After Montoya makes another phone call with Hernandez to set him up with a bail bondsman, she wishes him luck and sends him on his way. She tells him to keep her updated—he has her cell number.

Montoya then walks out from the office into the bustling library. A cold rain has been falling intermittently all day, driving people from the street through the central branch’s doors. Many crowd around the computers on the third floor, where they watch YouTube videos and play solitaire or chess. Others sit in armchairs or are propped up at reading tables, some with books, others without, trying not to fall asleep, which isn’t allowed at the library because slumbering patrons are vulnerable to theft.

There’s no way to tell exactly who has a home and who doesn’t in the library, but it’s safe to say that at least some of the backpacks, suitcases, and plastic bags patrons are lugging around contain the entirety of their possessions. In 2015, Hardy’s first year at the library, she connected with at least 434 visitors, many of them experiencing homelessness. The following year, that number nearly tripled. In 2018, Denver Public Library’s social workers and peer navigators made contact with more than 4,016 individuals.

That rise has coincided with an increase in crime at Denver libraries. A 2017 “9Wants to Know” undercover news investigation found an increase in 911 calls for drug overdoses as well as video footage of patrons selling meth and injecting heroin on the premises of the central branch. The piece also reported an increase in police calls for fights and sexual assaults. Given that data, it’s fair to wonder whether Denver Public Library’s efforts to help those experiencing homelessness and mental illness are instead attracting more troublemakers to these public institutions—and driving away other patrons?

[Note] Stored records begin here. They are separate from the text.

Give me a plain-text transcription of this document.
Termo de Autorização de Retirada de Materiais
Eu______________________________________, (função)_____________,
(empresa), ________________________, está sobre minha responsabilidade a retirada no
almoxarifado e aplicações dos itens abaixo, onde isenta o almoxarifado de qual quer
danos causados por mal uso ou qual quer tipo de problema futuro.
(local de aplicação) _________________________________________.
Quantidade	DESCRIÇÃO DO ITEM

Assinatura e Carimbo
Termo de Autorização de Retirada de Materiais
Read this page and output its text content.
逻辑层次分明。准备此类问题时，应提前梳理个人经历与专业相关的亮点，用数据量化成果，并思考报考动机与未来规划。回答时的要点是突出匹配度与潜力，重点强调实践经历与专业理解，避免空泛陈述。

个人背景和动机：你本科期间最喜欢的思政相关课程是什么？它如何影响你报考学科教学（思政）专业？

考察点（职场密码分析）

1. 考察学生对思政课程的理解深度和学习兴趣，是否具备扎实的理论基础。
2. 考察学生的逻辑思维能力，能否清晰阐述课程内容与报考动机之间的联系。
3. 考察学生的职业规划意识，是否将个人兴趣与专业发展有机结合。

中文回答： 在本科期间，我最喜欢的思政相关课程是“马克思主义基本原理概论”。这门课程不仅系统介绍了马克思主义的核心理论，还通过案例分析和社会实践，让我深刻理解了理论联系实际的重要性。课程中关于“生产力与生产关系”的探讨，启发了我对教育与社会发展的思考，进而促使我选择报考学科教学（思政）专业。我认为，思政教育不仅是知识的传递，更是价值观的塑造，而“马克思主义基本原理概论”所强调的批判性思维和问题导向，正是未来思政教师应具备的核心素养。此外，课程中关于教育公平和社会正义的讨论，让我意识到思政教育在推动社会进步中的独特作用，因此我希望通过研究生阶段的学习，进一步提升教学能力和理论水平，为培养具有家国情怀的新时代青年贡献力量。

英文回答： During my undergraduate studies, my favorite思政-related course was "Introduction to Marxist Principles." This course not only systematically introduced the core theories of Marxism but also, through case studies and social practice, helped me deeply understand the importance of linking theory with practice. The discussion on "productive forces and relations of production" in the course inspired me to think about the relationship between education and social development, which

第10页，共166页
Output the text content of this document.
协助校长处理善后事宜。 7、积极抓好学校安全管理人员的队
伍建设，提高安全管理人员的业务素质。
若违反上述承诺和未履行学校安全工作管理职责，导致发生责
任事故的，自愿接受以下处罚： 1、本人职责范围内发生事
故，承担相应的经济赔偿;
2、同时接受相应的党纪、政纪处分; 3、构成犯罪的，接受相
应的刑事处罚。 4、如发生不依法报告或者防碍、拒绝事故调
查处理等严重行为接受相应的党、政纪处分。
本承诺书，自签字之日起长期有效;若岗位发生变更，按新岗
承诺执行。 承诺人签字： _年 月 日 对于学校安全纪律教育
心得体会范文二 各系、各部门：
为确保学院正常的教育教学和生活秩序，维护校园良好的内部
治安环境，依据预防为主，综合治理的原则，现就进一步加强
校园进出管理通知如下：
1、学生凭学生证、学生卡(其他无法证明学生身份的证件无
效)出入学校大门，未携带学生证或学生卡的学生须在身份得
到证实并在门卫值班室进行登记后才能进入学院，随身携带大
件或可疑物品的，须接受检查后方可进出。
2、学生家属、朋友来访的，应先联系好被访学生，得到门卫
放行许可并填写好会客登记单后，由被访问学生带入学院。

It’s impossible to know exactly how many of the perpetrators of those crimes came to the library in search of social services. Public libraries have long been natural places for the indigent and transient to go in search of shelter and resources—and most other libraries don’t have staff equipped to deal with them. From Hardy’s perspective, homelessness and mental illness are critical issues in Denver, whether she’s at the library or not. And, she adds, people ignoring the problem won’t make it go away. “I feel like this is an opportunity to educate the public on social issues and the needs that we have,” Hardy says. “If someone had a safer place to be, they’d be there.”